In each step of the analysis process, the data and information produced can be further analyzed to get multiple levels of quality information that reflect how well instruments performed, if processes worked, or whether samples were pure. We can group quality analyses into three general levels: QV analysis, sequence characteristics, and alignment information.

Quality Value Analysis
Many of the data quality control (QC) methods are derived from Sanger sequencing where QVs could be used to identify low quality regions that could indicate mixtures of molecules or define areas that should be removed before analysis. QV correlations with base composition could also be used to sort out systematic biases, like high GC content, that affect data quality. Unlike Sanger sequencing, where data in a trace represent an average of signals produced by ensemble of molecules, NGS provides single data points collected from individual molecules arrayed on a surface. NGS QV analysis uses counting statistics to summarize the individual values collected from the several million reads produced by each experiment.

Examples of useful counting statistics include measuring average QVs by base position, box and whisker (BW) plots, histogram plots of QV thresholds, and overall QV distributions. Average QVs by base, BW plots, and QV thresholds are used to see how QVs trend across the reads. In most cases, these plots show the general trend that data quality decreases toward the 3’ ends of reads. Average QVs by base show each base’s QV with error bars indicating the values that are within one standard deviation of the mean. BW plots provide additional detail to show the minimum and maximum QV, the median QV and the lower and upper quartile QV values for each base.
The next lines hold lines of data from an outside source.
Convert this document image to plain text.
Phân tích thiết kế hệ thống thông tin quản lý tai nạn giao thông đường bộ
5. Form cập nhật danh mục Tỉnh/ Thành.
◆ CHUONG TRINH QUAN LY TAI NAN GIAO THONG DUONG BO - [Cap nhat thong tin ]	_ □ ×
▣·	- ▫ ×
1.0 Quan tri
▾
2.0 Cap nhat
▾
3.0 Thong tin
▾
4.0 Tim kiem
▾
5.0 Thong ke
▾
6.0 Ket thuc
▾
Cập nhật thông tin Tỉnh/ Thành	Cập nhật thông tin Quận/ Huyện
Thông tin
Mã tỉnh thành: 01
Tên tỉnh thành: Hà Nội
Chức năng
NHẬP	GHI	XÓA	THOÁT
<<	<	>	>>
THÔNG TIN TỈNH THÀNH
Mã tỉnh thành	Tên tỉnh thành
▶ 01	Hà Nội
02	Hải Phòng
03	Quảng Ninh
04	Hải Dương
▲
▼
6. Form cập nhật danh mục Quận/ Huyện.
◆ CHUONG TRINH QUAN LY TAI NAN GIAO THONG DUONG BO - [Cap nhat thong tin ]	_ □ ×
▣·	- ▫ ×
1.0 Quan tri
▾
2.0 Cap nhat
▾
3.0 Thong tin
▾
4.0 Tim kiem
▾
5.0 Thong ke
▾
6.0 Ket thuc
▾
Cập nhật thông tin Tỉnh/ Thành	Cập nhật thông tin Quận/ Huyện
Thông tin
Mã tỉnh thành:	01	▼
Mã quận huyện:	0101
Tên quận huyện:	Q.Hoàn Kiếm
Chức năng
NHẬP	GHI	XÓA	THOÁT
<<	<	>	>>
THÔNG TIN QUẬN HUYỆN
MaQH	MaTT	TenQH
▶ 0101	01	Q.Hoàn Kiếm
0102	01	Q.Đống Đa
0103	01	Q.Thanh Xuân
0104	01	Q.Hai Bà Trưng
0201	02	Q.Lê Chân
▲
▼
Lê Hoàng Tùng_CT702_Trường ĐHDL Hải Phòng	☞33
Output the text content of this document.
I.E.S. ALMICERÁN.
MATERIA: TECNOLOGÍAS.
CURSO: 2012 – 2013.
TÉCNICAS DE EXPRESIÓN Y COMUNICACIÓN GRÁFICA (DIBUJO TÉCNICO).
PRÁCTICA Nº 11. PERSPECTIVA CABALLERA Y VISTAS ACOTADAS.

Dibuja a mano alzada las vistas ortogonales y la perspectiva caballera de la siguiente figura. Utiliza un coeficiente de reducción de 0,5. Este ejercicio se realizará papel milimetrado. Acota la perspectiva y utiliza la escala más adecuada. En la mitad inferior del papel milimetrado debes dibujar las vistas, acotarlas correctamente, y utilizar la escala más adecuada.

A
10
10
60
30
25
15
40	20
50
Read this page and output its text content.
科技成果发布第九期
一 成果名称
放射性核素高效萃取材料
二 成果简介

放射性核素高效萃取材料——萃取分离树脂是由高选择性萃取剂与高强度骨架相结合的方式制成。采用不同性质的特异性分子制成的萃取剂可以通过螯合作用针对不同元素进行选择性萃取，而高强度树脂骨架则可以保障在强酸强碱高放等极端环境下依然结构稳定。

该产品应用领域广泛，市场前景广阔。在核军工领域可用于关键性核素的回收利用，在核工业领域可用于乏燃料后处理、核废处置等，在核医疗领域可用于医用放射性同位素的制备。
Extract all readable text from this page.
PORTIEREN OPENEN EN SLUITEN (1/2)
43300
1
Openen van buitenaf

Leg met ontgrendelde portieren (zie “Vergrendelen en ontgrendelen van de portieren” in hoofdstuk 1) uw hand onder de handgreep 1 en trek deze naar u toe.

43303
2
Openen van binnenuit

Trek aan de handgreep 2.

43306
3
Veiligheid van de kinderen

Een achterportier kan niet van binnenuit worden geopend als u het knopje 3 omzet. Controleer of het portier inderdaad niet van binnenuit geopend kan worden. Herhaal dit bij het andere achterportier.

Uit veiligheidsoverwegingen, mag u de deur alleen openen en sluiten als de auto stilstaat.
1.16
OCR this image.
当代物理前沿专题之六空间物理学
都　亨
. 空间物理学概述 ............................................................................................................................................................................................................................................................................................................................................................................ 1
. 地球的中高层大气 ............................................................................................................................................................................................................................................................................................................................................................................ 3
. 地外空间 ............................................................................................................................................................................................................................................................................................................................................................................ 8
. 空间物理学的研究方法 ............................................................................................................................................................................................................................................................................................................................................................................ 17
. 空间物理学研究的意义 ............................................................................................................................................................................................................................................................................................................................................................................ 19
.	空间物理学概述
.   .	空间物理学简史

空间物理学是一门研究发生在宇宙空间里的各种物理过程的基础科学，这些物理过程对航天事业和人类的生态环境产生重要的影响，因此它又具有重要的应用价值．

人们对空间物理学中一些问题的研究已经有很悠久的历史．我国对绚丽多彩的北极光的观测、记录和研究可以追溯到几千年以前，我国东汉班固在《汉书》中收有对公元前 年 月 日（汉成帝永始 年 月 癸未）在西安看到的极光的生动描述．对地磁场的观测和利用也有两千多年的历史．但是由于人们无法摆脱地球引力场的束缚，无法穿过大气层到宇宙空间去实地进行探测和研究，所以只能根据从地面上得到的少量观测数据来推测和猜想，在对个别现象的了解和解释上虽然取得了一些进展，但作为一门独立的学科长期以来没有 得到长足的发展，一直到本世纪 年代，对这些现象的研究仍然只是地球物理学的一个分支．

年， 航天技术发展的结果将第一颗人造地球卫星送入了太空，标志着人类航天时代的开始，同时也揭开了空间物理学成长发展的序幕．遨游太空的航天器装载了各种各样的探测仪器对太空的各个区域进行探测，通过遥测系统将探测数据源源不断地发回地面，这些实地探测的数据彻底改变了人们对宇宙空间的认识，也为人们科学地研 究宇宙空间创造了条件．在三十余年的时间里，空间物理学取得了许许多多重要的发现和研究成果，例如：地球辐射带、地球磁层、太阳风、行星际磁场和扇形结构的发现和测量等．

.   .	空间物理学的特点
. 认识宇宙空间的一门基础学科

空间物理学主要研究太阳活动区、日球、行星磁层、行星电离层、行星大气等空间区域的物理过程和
Histogram plots of QV thresholds count the number of bases below threshold QVs (10, 20, 30). This methods provides information about potential errors in the data and its utility in applications like RNA-seq or genotyping. Finally distributions of all QVs or the average QV per read can give additional indications of dataset quality.

QV analysis primarily measures sequencing and instrument run quality. For example, sharp drop offs in average QVs can identify systematic issues related to the sequencing reactions. Comparing data between lanes or chambers within a flowcell can flag problems with reagent flow or imaging issues within the instrument. In more detailed analyses, the coordinate positions for each read can be used to reconstruct quality patterns for very small regions (tiles) within a slide to reveal subtle features about the instrument run.

Sequence Characteristics
In addition to QV analysis we can look the sequences of the reads to get additional information. If we simply count the numbers of A’s, C’s, G’s, or T’s (or color values), at each base position, we can observe sequence biases in our dataset. Adaptor sequences, for example, will show sharp spikes in the data, whereas random sequences will give us an even distribution, or bias that reflects the GC content of the organism being analyzed. Single stranded data will often show a separation of the individual base lines; double stranded coverage should have equal numbers of AT and GC bases.

We can also compare each read to the other reads in the dataset to estimate the overall randomness, or complexity, of our data. Depending on the application, a low complexity dataset, one with a high number of exactly matching reads, can indicate PCR biases or a large number of repeats in the case of de novo sequencing. In other cases, like tag profiling assays, which measure gene expression by sequencing a small fragment from each gene, low complexity data are normal because highly expressed genes will contribute a large number of identical sequences.

Alignment Information
Additional sample and data quality can be measured after secondary analysis. Once the reads are aligned (mapped) to reference data sources we can ask questions that reflect both run and sample quality. The overall number of reads that can be aligned to all sources can also be used to estimate parameters related to library preparation and deposition of the molecules on the beads or slides used for sequencing. Current NGS processes are based on probabilistic methods for separating DNA molecules. Illumina, SOLiD, and 454 all differ with respect to their separation methods, but share the common feature that the highest data yield occurs when concentration of DNA is just right. The number of mappable reads can measure this property.

DNA concentration measures one aspect of sample quality. Examining which reference sources reads align to gives further information. For example, the goal of transcriptome analysis is to sequence non-ribosomal RNA (rRNA). Unfortunately rRNA is the most abundant RNA in a cell. Hence transcriptome assays involve steps to remove rRNA and a large number of rRNA reads in the data indicates problems with the preparation. In exome sequencing or other methods where certain DNA fragments are enriched, the ratio of exon (enriched) and non-exon (non-enriched) alignments can reveal how well the purification worked.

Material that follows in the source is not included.